Not even close. There are numerous proprietary and peer-reviewed neurosimulators (e.g., NCS, pNEURON, SPLIT, NEST) out there that can handle very large parallel models that are essentially only bound by the available memory. The bigger the machine you have available, the more neurons you can simulate. All these simulators apply optimizations for the particular platform in order to make optimal use of the available hardware. Without any comparison to existing simulators, their publication is a non-peer reviewed claim.

Did they learn anything about the brain?
They got very excited because they saw oscillations. Oscillations are an obligatory artifact that one always gets when many points interact. These findings that they claim on the neuroscience side may excite engineers, but not neuroscientists.

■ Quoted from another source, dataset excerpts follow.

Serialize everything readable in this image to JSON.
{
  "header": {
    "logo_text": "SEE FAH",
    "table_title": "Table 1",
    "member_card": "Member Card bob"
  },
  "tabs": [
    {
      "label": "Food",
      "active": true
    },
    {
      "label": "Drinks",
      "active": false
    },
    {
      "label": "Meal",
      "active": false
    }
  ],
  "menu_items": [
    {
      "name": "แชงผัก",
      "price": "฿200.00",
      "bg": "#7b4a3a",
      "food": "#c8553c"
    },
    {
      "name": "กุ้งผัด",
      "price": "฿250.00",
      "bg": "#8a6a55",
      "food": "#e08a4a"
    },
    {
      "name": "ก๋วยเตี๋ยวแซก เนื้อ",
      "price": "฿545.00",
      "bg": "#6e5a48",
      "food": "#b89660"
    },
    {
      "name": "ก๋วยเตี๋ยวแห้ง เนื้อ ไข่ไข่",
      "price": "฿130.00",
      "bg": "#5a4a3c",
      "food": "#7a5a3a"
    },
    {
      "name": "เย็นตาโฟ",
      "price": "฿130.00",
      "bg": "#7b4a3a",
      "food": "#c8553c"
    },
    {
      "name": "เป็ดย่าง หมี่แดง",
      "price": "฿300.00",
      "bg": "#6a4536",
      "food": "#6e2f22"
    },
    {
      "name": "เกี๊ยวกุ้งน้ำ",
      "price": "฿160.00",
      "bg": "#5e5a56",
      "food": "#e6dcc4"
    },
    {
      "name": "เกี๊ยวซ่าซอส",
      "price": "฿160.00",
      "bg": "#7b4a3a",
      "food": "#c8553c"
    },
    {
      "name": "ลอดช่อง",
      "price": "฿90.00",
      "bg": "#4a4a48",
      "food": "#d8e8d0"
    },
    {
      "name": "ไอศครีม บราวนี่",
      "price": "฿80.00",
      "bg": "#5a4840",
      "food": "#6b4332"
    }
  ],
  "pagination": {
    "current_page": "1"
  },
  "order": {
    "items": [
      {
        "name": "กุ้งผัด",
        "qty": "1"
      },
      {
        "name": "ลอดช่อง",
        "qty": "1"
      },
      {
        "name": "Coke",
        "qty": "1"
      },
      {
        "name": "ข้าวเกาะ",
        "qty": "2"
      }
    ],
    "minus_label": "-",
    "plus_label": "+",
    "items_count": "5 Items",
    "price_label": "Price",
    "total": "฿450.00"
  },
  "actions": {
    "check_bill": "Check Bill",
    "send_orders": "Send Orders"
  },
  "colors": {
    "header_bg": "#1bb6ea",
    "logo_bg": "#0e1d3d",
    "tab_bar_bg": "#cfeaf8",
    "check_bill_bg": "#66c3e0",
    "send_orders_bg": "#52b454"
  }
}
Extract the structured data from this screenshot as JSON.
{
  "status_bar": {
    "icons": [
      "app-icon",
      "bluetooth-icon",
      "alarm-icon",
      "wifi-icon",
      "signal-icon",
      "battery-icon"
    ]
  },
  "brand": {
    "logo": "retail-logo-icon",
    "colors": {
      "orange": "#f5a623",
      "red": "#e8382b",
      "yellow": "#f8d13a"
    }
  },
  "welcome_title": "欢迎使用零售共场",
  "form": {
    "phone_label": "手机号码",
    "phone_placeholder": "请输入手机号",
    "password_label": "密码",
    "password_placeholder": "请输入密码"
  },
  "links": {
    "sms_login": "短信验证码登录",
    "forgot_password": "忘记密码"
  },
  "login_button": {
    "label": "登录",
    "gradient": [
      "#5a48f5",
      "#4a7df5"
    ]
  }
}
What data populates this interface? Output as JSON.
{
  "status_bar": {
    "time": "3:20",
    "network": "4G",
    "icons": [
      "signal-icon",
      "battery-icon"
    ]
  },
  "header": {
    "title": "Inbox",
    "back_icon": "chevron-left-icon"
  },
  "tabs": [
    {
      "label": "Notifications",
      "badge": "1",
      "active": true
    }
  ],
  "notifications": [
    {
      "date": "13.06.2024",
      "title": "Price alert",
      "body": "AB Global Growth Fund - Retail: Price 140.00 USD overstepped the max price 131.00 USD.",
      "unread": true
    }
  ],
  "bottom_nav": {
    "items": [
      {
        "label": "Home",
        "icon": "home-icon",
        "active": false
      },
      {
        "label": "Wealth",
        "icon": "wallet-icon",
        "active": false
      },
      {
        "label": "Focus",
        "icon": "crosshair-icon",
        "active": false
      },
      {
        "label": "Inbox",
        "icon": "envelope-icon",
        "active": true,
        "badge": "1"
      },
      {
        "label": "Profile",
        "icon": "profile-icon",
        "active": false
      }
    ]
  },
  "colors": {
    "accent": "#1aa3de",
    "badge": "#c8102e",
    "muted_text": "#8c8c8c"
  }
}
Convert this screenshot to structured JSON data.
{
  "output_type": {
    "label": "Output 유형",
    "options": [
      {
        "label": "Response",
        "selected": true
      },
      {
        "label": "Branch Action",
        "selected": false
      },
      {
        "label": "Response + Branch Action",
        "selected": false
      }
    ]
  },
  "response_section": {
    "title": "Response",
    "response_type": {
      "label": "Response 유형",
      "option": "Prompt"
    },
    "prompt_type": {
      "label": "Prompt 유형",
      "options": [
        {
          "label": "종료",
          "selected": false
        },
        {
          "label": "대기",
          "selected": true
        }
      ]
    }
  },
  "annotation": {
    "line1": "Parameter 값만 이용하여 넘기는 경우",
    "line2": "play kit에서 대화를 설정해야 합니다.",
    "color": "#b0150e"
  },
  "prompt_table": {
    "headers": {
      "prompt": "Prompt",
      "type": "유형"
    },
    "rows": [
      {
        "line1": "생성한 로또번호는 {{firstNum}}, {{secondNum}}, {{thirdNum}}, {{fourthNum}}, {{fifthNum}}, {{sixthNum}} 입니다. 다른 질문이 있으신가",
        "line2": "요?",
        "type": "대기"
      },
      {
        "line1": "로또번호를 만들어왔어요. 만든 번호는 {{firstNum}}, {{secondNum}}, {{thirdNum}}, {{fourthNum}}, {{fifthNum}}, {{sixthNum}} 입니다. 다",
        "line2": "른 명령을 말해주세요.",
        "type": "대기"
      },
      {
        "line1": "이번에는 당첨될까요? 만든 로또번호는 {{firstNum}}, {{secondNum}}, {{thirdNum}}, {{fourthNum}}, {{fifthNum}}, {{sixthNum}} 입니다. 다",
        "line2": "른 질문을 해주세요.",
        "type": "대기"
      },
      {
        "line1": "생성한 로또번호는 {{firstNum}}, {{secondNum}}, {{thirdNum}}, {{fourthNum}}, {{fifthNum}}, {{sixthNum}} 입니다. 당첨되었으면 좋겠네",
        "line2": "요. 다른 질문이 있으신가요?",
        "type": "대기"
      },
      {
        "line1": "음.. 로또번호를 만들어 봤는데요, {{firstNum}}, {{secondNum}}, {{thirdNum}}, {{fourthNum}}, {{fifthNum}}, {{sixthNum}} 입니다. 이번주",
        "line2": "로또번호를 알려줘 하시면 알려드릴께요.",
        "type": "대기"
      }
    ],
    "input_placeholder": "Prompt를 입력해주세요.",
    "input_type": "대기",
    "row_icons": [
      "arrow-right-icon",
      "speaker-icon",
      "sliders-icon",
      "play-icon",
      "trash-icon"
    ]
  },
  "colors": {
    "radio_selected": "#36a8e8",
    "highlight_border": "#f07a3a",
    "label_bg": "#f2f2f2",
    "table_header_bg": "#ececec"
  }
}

Why did they get the Gordon Bell Prize?
They submitted a non-peer reviewed paper to the Gordon Bell Committee and were awarded the prize almost instantly after they made their press release. They seem to have been very successful in influencing the committee with their claim, which technically is not peer-reviewed by the respective community and is neuroscientifically outrageous.

But is there any innovation here?
The only innovation here is that IBM has built a large supercomputer – which is irrelevant to the press release.

Why did IBM let Mohda make such a deceptive claim to the public?
I don’t know. Perhaps this is a publicity stunt to promote their supercompter. The supercomputer industry is suffering from the financial crisis and they probably are desperate to boost their sales. It is so disappointing to see this truly great company allow the deception of the public on such a grand scale.

But have you not said you can simulate the Human brain in 10 years?
I am a biologist and neuroscientist that has studied the brain for 30 years.  I know how complex it is. I believe that with the right resources and the right strategy it is possible. We have so far only simulated a small part of the brain at the cellular level of a rodent and I have always been clear about that.

Would other neuroscientists agree with you?
There is no neuroscientist on earth that would agree that they came even close to simulating the cat’s brain – or any brain.

But did Mohda not collaborate with neuroscientists?
I would be very surprised if any neuroscientists that he may have had in his DARPA consortium realized he was going to make such an outrages claim. I can’t imagine that that the San Fransisco neuroscientists knew he was going to make such a stupid claim. Modha himself is a software engineer with no knowledge of the brain.

But did you not collaborate with IBM?
I was collaborating with IBM on the Blue Brain Project at the very beginning because they had the best available technology to faithfully allow us to integrate the diversity and complexity found in brain tissue into a model. This for me is a major endeavor to advance our insights into the brain and drug development. Two years ago, when the same Dharmendra Mhoda claimed the “mouse-scale simulations”, I cut all neuroscience collaboration with IBM because this is an unethical claim and it deceives the public.